Она очень массивная и на ней около тысячи снимков, приклеенных клейкой лентой. На каждом из них маркером написаны дата, имя и подпись бойца, совершившего нокаут.

Среди множества различных имен — Дж. Завала, Т. Хесус де Мария, Г. Нгуен, А. Уайт — одно попадается чаще всего, на выстроенных в ряд снимках в углу:

М. Монахан

М. Монахан

М. Монахан

М. Монахан

М. Монахан

М. Монахан

М. Монахан

М. Монахан

М. Монахан

М. Монахан

М. Монахан

М. Монахан

Чёрт возьми... Возможно, это она? Мои сомнения развеивает маленькая надпись «xoxo!», нацарапанная розовым маркером в углу каждого из снимков. У меня отвисает челюсть.

Деф Леппард, розовые перчатки и всё остальное. Она настоящая находка. Это уж точно, черт возьми.

Жертвы нокаута варьируются от массивных до крошечных. Первый снимок датирован тремя годами ранее. Похоже, с тех пор она постоянно вырубала кого-нибудь. Некоторые из парней серьезно избиты, с черными глазами и сломанными носами. Некоторые выглядят так, будто они спят. Один из парней пытается закрыть перчаткой камеру.

Но я не вижу ни одного снимка с Мэри. Примерно на одну секунду я думаю, что ни один из этих ублюдков не решился вырубить женщину...

Хотя нет, я ошибся. Среди наклеенных фотографий есть снимки женщин. Немного, но есть.

Но Мэри среди них нет. Я не вижу её красивого личика с веснушками и губами, настолько совершенными, что у меня сжимаются яйца.

Я выглядываю из окна и осматриваю улицу. Уже вовсю идёт снег, и снегоочиститель сгребает его на обочину, разбрасывая песок позади себя. Засунув руки в карманы, я брожу по спортзалу и замечаю пару парней, смотрящих ESPN1 в углу. Один из них держит у лица пакет с замороженной кукурузой и окровавленное полотенце в руке. Еще один ест рамен2. На экране показывают клип игры «Медведей» с прошлой недели — меня так эффектно сносят, что шлем слетает с головы. Когда я приземляюсь на дёрн, все ребята из спортзала издают сочувствующие звуки, сопереживая моей боли.

Но они понятия не имеют, что я чувствую. Ни малейшего. Как однажды сказал Фридж3: «Играть в профессиональный футбол — это как сбивать бетономешалки на выживание».

И на сладкое, на экране начинают повторять кадры из послеигрового интервью. Я ненавижу их. Что я должен отвечать? Журналисты обычно спрашивают: «Как вы победили?» В этом случае всегда говорят: «Командная работа», если только вы не полный придурок, который ответит: «Потому что я потрясающий, и это не мой стиль». Еще часто спрашивают: «Что там произошло?»
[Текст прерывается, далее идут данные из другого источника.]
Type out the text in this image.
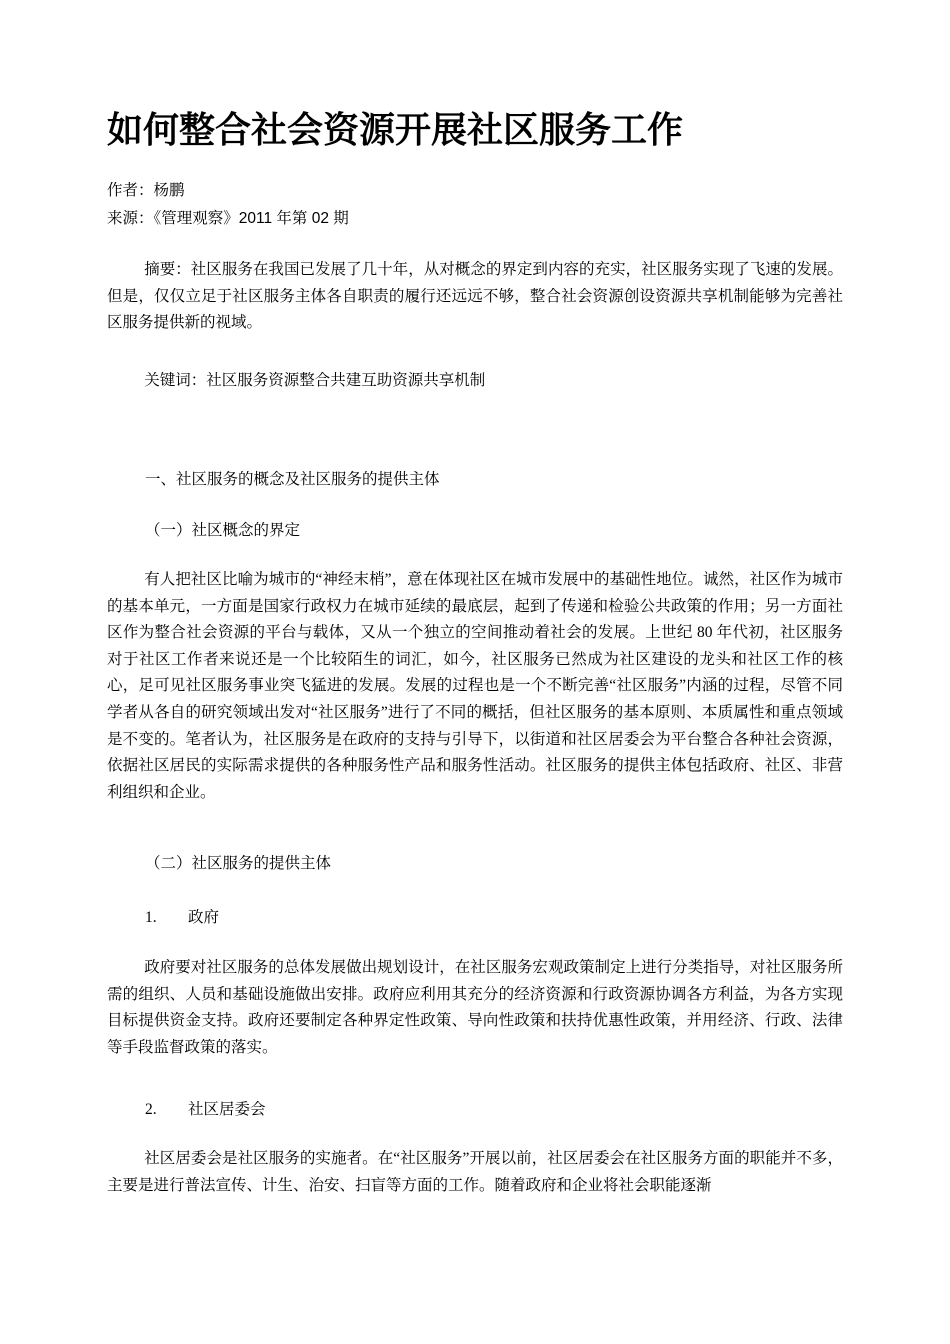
如何整合社会资源开展社区服务工作
作者：杨鹏
来源：《管理观察》2011 年第 02 期

摘要：社区服务在我国已发展了几十年，从对概念的界定到内容的充实，社区服务实现了飞速的发展。但是，仅仅立足于社区服务主体各自职责的履行还远远不够，整合社会资源创设资源共享机制能够为完善社区服务提供新的视域。

关键词：社区服务资源整合共建互助资源共享机制

一、社区服务的概念及社区服务的提供主体

（一）社区概念的界定

有人把社区比喻为城市的“神经末梢”，意在体现社区在城市发展中的基础性地位。诚然，社区作为城市的基本单元，一方面是国家行政权力在城市延续的最底层，起到了传递和检验公共政策的作用；另一方面社区作为整合社会资源的平台与载体，又从一个独立的空间推动着社会的发展。上世纪 80 年代初，社区服务对于社区工作者来说还是一个比较陌生的词汇，如今，社区服务已然成为社区建设的龙头和社区工作的核心，足可见社区服务事业突飞猛进的发展。发展的过程也是一个不断完善“社区服务”内涵的过程，尽管不同学者从各自的研究领域出发对“社区服务”进行了不同的概括，但社区服务的基本原则、本质属性和重点领域是不变的。笔者认为，社区服务是在政府的支持与引导下，以街道和社区居委会为平台整合各种社会资源，依据社区居民的实际需求提供的各种服务性产品和服务性活动。社区服务的提供主体包括政府、社区、非营利组织和企业。

（二）社区服务的提供主体

1. 政府

政府要对社区服务的总体发展做出规划设计，在社区服务宏观政策制定上进行分类指导，对社区服务所需的组织、人员和基础设施做出安排。政府应利用其充分的经济资源和行政资源协调各方利益，为各方实现目标提供资金支持。政府还要制定各种界定性政策、导向性政策和扶持优惠性政策，并用经济、行政、法律等手段监督政策的落实。

2. 社区居委会

社区居委会是社区服务的实施者。在“社区服务”开展以前，社区居委会在社区服务方面的职能并不多，主要是进行普法宣传、计生、治安、扫盲等方面的工作。随着政府和企业将社会职能逐渐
Обычно этот вопрос про те эпизоды, которые потом крутят в повторах. Посторонний репортер, супертонкая маленькая штучка в синей юбке и на каблуках, которые заставляют её шататься, как фламинго, спрашивает: «Джимми, что там произошло?» Ветер раздувает её светлые волосы, поднимая их, как солому. Она держит микрофон у моего лица. Позади меня пара парней из «Пиратов» рычит: «Хорошая работа, Фалькони. Мы рады, что ты помогаешь нашей команде».